= Health in Cuba =

Health in Cuba refers to the overall health of the population of Cuba. Like the rest of the Cuban economy, Cuban medical care suffered following the end of Soviet subsidies in 1991. The Cuban government claims that the stepping up of the US embargo against Cuba has also impacted quality of care and the amount of resources available to the public. However, the Embargo or Trade Sanctions Reform and Export Enhancement Act of 2000 allows the sell of food, medications, and related equipment to Cuba. The mismanagement of healthcare infrastructure, decline in quality of care, and food shortages on the island appear to be caused by failed governmental strategies rather than outside pressure.

==History==

Life expectancy development in Cuba

In the 1950s, the island had some of the most positive health indices in the Americas, not far behind the United States and Canada. Cuba was one of the leaders in life expectancy, and the number of doctors per thousand of the population ranked above Britain, France and the Netherlands. In Latin America it ranked in third place after Uruguay and Argentina. There remained marked inequalities however. Most of Cuba's doctors were based in the relatively prosperous cities and regional towns, and conditions in rural areas, notably Oriente, were significantly worse. The mortality rate was the third lowest in the world. According to the World Health Organization, the island had the lowest infant mortality rate of Latin America.

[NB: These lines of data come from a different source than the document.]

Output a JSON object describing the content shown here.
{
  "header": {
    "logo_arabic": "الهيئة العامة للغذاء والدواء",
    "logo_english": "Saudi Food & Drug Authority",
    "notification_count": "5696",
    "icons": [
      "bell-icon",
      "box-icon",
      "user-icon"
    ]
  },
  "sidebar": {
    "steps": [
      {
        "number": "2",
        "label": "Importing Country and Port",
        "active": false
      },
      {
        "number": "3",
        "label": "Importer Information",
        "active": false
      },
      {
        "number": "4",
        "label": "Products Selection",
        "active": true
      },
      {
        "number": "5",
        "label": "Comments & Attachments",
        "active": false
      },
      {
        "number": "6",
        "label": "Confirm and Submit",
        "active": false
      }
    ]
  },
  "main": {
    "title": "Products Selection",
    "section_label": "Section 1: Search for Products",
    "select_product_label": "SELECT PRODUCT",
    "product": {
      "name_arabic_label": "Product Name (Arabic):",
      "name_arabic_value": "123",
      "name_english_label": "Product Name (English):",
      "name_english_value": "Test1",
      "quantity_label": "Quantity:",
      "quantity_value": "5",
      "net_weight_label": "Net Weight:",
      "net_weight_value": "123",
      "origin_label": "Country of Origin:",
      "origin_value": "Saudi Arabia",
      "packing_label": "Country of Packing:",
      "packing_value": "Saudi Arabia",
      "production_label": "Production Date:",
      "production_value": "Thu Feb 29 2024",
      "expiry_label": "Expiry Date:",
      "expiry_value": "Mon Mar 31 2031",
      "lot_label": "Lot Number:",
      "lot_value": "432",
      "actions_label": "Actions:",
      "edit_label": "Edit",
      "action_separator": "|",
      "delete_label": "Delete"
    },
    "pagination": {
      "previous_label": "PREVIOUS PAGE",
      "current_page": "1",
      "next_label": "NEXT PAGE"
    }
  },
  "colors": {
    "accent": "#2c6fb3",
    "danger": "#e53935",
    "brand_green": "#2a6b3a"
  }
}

Following the Revolution, Cuba saw an increase in disease and infant mortality worsened in the 1960s. The new government asserted that universal healthcare was to become a priority of state planning. In 1960 guerrilla leader and physician Che Guevara outlined his aims for the future of Cuban healthcare in an essay entitled On Revolutionary Medicine, stating: "The work that today is entrusted to the Ministry of Health and similar organizations is to provide public health services for the greatest possible number of persons, institute a program of preventive medicine, and orient the public to the performance of hygienic practices."

===Post-Soviet Union===
The loss of Soviet subsidies brought food shortages to Cuba in the early 1990s.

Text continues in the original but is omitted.